This post appears here courtesy of the John Locke Foundation
. The author of this post is Brian Balfour
- The unachievable nature of economic equality is a feature, not a bug, of the Left's obsession with it
- Market-based inequality is not problematic, but government-created inequality is
- The only way to achieve full economic equality is through universal poverty
Economic equality is an unattainable goal - and that's the point.
For ages, progressives have insisted that economic inequality is perhaps the gravest societal injustice of our time. Whether blaming "capitalism"
in the classical Marxian tradition, or the more recent neo-Marxist scapegoat of "systemic racism,"
Leftists pound a steady drumbeat demanding sweeping economic reforms under the guise of addressing inequality.
Their open-ended mandate of economic equality, however, cannot be achieved, and they know it. The unreachability is a feature, not a bug, of their demand. Why? Because it provides a never-ending justification for ever-increasing government intervention into the economy and greater centralized control over economic decisions.
The case that complete economic equality is impossible is easily demonstrated. For example, say Bernie Sanders found a magic wand which made everyone financially equal at dawn tomorrow morning.
Say 20,000 people pay $50 to see LeBron James play basketball. By the end of the day, James is $1 million richer, while the 20,000 are $50 poorer.
More broadly, there will be millions of transactions involving people buying and selling goods and services that day, which will result in some people having more money and assets than others.
Inequality in just one day.
How does society re-set and make all wealth equalized again on day two, short of a magic wand? It is of course absurd to think this process could be repeated every day. And if it were attempted, what incentive would there be for the productive to create goods and services for exchange if they won't be allowed to keep the benefits of their efforts?
Some insist that economic inequality is "morally wrong."
But if the "inequality"
is the result of people willingly engaging in voluntary exchanges, why is there a need to reverse the results of these transactions?
And there's the rub.
Inequality resulting from voluntary, free-market transactions is not objectionable. Inequality resulting from political power and privileges, however, is worthy of scorn. But it's the first type of inequality that progressive lament, while favoring policies that create the second type.
Indeed, progressives who most loudly complain about inequality typically favor the very government interventions that lead to much of the inequality they complain about.
Massive government "stimulus"
programs require printing trillions in new money out of thin air to finance. The result of such an influx of fiat money inflates asset bubbles in housing and the stock market, further enriching the already wealthy investor class that owns the majority of such assets. Meanwhile, the resulting price inflation crushes the little guy.

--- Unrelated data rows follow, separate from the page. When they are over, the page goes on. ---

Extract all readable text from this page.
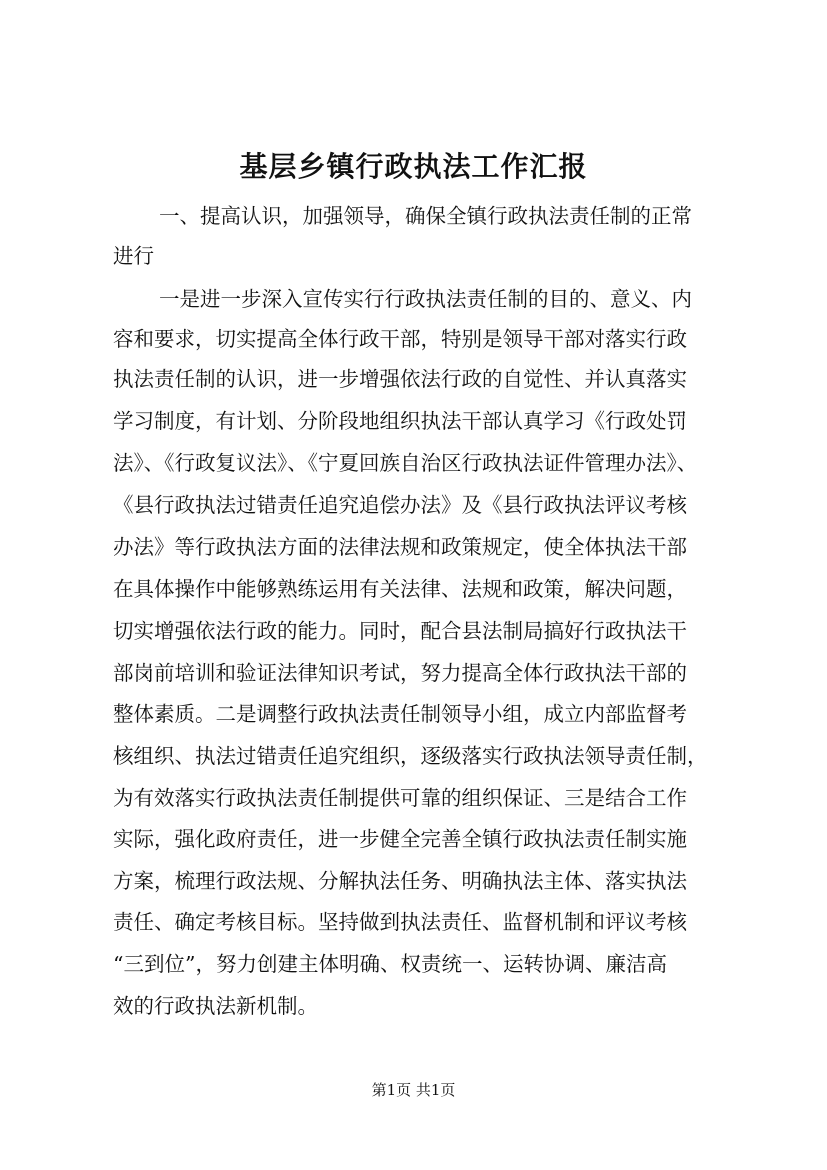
基层乡镇行政执法工作汇报

一、提高认识，加强领导，确保全镇行政执法责任制的正常

进行

一是进一步深入宣传实行行政执法责任制的目的、意义、内

容和要求，切实提高全体行政干部，特别是领导干部对落实行政

执法责任制的认识，进一步增强依法行政的自觉性、并认真落实

学习制度，有计划、分阶段地组织执法干部认真学习《行政处罚

法》、《行政复议法》、《宁夏回族自治区行政执法证件管理办法》、

《县行政执法过错责任追究追偿办法》及《县行政执法评议考核

办法》等行政执法方面的法律法规和政策规定，使全体执法干部

在具体操作中能够熟练运用有关法律、法规和政策，解决问题，

切实增强依法行政的能力。同时，配合县法制局搞好行政执法干

部岗前培训和验证法律知识考试，努力提高全体行政执法干部的

整体素质。二是调整行政执法责任制领导小组，成立内部监督考

核组织、执法过错责任追究组织，逐级落实行政执法领导责任制，

为有效落实行政执法责任制提供可靠的组织保证、三是结合工作

实际，强化政府责任，进一步健全完善全镇行政执法责任制实施

方案，梳理行政法规、分解执法任务、明确执法主体、落实执法

责任、确定考核目标。坚持做到执法责任、监督机制和评议考核

“三到位”，努力创建主体明确、权责统一、运转协调、廉洁高

效的行政执法新机制。

第1页 共1页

Expansive welfare programs generate poverty traps, creating government dependency while destroying the two-parent household. North Carolina families are five times as likely to be in poverty when there is no father in the home.
Mountains of regulation favor incumbent firms, protecting them against competition, enriching those already at the top, and discouraging new, potential upstart entrepreneurs.
So-called affordable housing programs actually drive up housing prices and restrict the supply of affordable housing. The result is an increase in the value of the assets of wealthy homeowners and an increased difficulty for low-income people to acquire an asset that could help them build wealth.
Corporate welfare programs that line the pockets of wealthy "green energy"
cronies, while driving up energy bills and increasing "energy poverty,"
also exacerbate inequality.
Per usual, progressive policies make worse the very problems they claim to solve.
Finally, if complete economic equality is not their goal, what level of inequality would progressives be satisfied with? They'll never tell. And "less than what we have now"
is not a valid answer, because that is a constantly moving target.
Surely the only potential way to achieve full economic equality is for everyone to be completely impoverished, so there is no wealth available to exchange hands and resume patterns of inequality.
In sum, it is critical to recognize that progressives' goal of "economic equality"
is unrealizable, and they know it. That's why they talk about it incessantly. Because it can never be achieved, the centralization of further power into the hands of the political class can always be justified in its name. Economic inequality provides an open-ended blank check for a relentless and never-ending growth of government power at the expense of our freedom.